Quelles sont vos influences ?

J’aime à penser qu’être né à une époque où l’iconodulie n’était pas si prégnante fût une chance, loin du bombardement d’images qui anime désormais notre quotidien.

Mon regard était moins sollicité, laissant le temps à l’intérêt que je portais pour une image de se transformer en obsession, de relire encore et toujours ces mêmes bandes dessinées, m’ouvrant grandes ouvertes les portes de la science-fiction.

Les histoires fantasmagoriques ont nourri mon imaginaire et m’ont initié à la notion de héros, puis à celle d’anti-héros.

J’étais fasciné par Thorgal, héros éponyme, élevé chez les Vikings qui découvre ses origines extra-terrestres, mais ce n’est que bien plus tard que je pus lire la série complète et comprendre la complexité de la narration.

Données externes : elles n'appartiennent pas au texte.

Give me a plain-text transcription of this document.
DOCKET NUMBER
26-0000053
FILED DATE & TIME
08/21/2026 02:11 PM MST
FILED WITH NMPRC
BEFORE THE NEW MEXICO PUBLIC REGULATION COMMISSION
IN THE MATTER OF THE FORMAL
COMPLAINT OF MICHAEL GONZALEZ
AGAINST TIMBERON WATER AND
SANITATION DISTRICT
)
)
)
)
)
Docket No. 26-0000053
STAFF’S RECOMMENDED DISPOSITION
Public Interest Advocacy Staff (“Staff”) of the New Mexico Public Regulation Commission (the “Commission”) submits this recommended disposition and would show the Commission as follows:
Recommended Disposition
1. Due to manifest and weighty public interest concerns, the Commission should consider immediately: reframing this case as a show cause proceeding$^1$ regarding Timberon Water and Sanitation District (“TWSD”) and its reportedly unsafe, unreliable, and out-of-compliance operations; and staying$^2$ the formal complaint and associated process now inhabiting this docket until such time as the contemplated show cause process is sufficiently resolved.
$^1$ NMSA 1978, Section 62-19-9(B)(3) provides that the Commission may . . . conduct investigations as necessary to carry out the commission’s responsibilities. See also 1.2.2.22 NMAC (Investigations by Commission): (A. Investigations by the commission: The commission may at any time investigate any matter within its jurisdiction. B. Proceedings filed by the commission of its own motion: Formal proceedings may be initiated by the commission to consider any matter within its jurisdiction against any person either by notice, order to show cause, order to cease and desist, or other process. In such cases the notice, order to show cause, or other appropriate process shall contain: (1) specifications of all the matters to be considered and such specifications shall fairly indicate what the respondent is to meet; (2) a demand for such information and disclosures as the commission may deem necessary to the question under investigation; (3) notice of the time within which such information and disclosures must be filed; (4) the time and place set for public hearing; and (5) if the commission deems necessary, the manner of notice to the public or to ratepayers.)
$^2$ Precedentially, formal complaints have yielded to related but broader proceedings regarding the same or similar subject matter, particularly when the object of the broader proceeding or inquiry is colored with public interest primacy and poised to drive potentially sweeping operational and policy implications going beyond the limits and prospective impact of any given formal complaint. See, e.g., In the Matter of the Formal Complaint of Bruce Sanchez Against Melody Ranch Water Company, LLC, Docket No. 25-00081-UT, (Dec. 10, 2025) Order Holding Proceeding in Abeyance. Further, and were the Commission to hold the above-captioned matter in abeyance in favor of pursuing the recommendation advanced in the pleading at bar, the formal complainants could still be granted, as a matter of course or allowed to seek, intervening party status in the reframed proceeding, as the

Je n’avais accès qu’à l’Ile Des Mers Gelées, le tome 2 ; j’y découvrais les planches où des aigles de combat lâchaient sur le pont d’un drakkar, lors d’un raid contre des Vikings, des bombes contenant un gaz mortel enveloppant ses occupants d’une fumée verte chartreuse.

Car au-delà de la narration, les bandes-dessinées furent ma première rencontre avec la couleur. Les tonalités vives d’ocre, de violet, de rouge et de vert appliquées en aplats, débordant des sujets, structurant les différents plans des cases, dans le Vaisseau de Pierred’Enki Bilal continuent de m’influencer et régissent la colorisation de mes tapisseries.

Mon deuxième choc visuel fût Doom, jeu vidéo, qui offrait au joueur la possibilité d’incarner un marine envoyé en mission dans une base spatiale après avoir perdu tout contact avec la Terre.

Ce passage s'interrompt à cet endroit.